Un abisso di odio, quindi, che avrebbe permesso alla provincia di ritrovare un poco di stabilità soltanto dopo la definitiva vittoria dei diavoli a cavallo.
L’ascesa delle etnie guerriere del Darfur e l’alleanza con i Toubus
A quel punto però le etnie guerriere del Darfur avevano riassaggiato il gusto della guerra, compreso che in contesti come quello del Sudan ed in momenti come quello attuale la forza conta più del diritto, trovato nei Toubus al potere in Ciad un possente alleato molto simile a loro e soprattutto si erano arricchite assumendo il controllo di tutto l’oro proveniente dai campi auriferi della provincia e dalle aree contermini.
Perché dunque fermarsi a quel punto quando c’erano tutte le premesse favorevoli per portare le FSR a controllare l’intero complesso nazionale?
La caduta delle città e la prospettiva di nuovi Stati
Così la guerra si è estesa, con fortune alterne, a tutto quello che resta dell’originario Sudan. La capitale Khartum è stata prima presa dai ribelli e poi perduta, mentre il governo nazionale si spostava per precauzione a Port Sudan, molto più ad est.

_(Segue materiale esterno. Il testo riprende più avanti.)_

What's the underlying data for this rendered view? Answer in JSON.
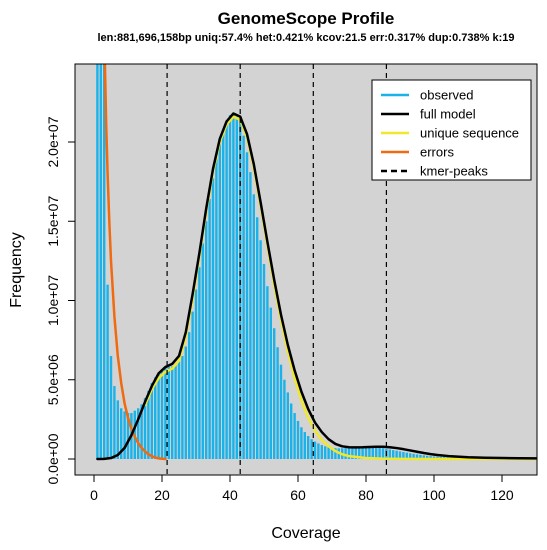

Di recente in ogni caso anche l’ultima rilevante città del Darfur è caduta nelle mani di quelli che erano un tempo gli Janjawid e ciò significa che a breve scadenza l’indipendenza della provincia e la creazione di un nuovo Stato verranno a quel punto ufficialmente dichiarate ed immediatamente riconosciute da tutti gli attori internazionali che stanno fornendo supporto alla parte localmente vincente.
Verso quattro Sudan e un continente instabile
In quel momento sulla nostra carta geografica dovremo registrare l’esistenza di ben quattro distinti Sudan che avranno preso il posto del grande Sudan originario. Oltretutto, poi, almeno se non intervengono rapidi e radicali cambiamenti, i rapporti reciproci dei quattro rimarranno tutt’altro che buoni.
Che cosa può fare l’Europa?
Che cosa possiamo fare a riguardo? Agendo isolatamente, come Italia, probabilmente proprio nulla, mentre le cose forse potrebbero essere diverse se fosse l’Unione Europea a muoversi, impegnandosi nel contesto di un piano che possa aiutare l’Africa a stabilizzarsi e a evitare per il futuro episodi come quelli che hanno caratterizzato i terribili più recenti venti anni sudanesi. E che tenga nel contempo lontane dal continente nero le tentazioni di sfruttamento di carattere neocoloniale dei cinesi, i corpi armati mercenari dei russi, le ambizioni neo-imperiali ottomane della Turchia nonché il proselitismo dell’integralismo sunnita più fanatico finanziato dai paesi della penisola arabica… L’elenco, che non è certo completo, potrebbe essere molto, molto più lungo!